Pada tahun 2006, Uskup Agung Christodoulos dari Gereja Ortodoks Yunani mengunjungi Paus Benediktus XVI di Vatikan pada kunjungan resmi pertama seorang pemimpin gereja Yunani ke Vatikan.
Pada 2014, Paus Francis dan Patriark Bartholomew menandatangani deklarasi bersama yang menyatakan komitmen mereka untuk mencari persatuan di antara gereja-gereja mereka.
Dengan kata-kata ini, Paus Yohanes Paulus II menyatakan harapannya untuk persatuan akhirnya: “Selama milenium kedua [Kekristenan] gereja-gereja kita kaku dalam pemisahan mereka. Sekarang milenium ketiga agama Kristen ada di kita. Semoga fajar milenium ini muncul di gereja yang sekali lagi memiliki kesatuan penuh ”.

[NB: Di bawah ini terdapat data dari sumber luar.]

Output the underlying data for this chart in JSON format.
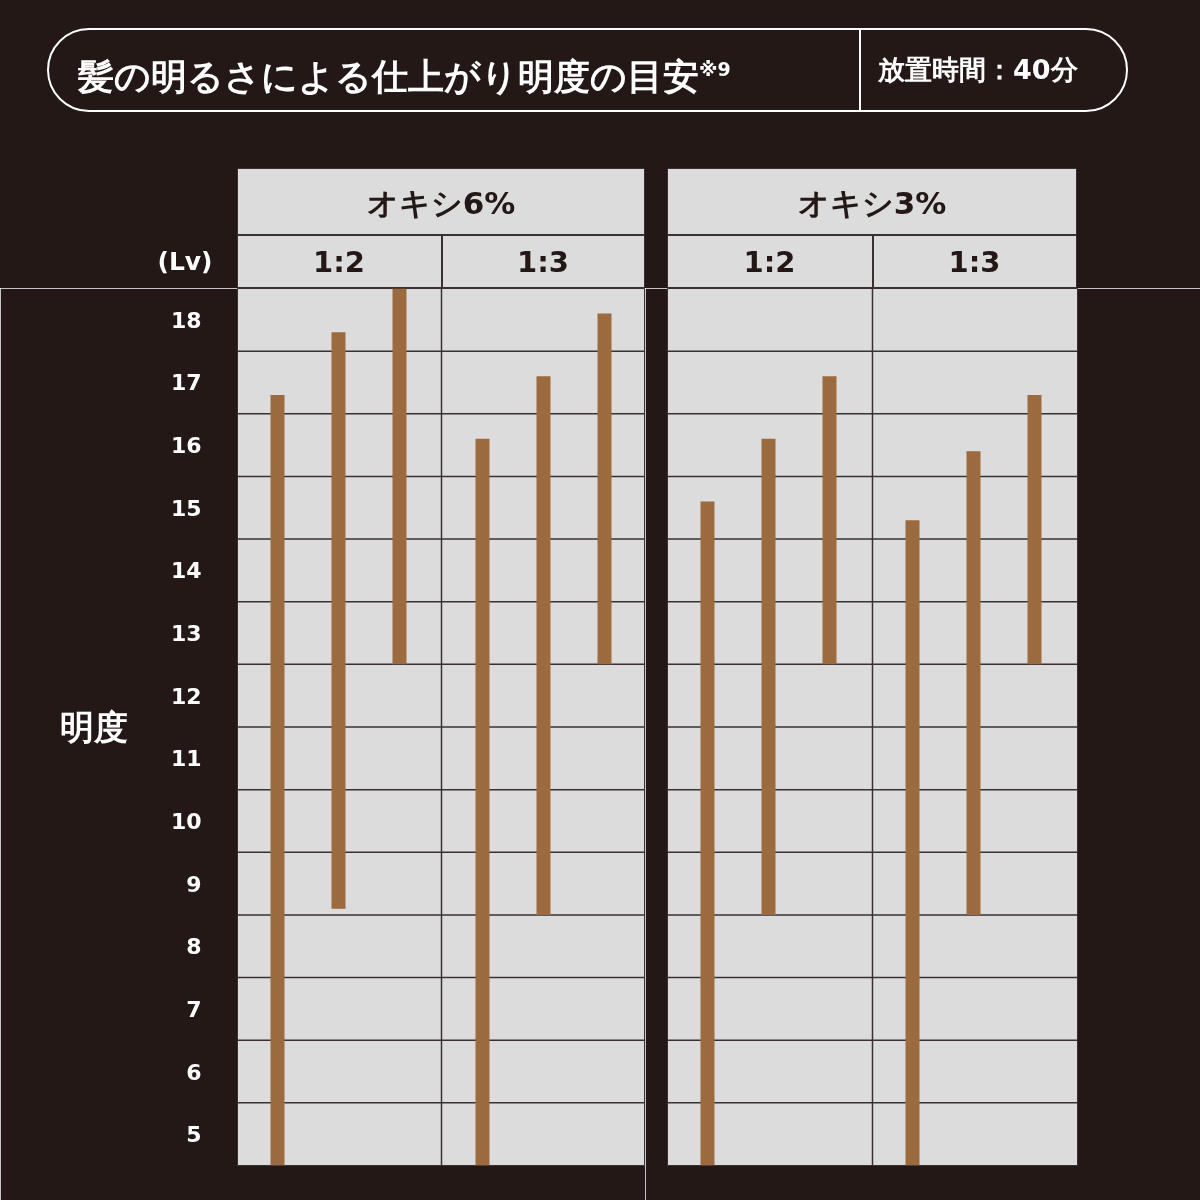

Dalam sebuah acara doa pada peringatan 50 tahun Deklarasi Bersama Katolik-Ortodoks, Paus Francis berkata: “Kita harus percaya bahwa sama seperti batu sebelum kubur disingkirkan, demikian juga akan ada penghalang bagi persekutuan penuh kita. juga bisa dihapus. Setiap kali kita menaruh prasangka lama kita di belakang kita dan menemukan keberanian untuk membangun hubungan persaudaraan baru, kita mengakui bahwa Kristus benar-benar bangkit. "

Sejak itu, hubungan terus membaik, tetapi masalah utama tetap tidak terpecahkan. Timur dan Barat tidak pernah bisa bersatu sepenuhnya dalam semua bidang teologis, politis dan liturgi.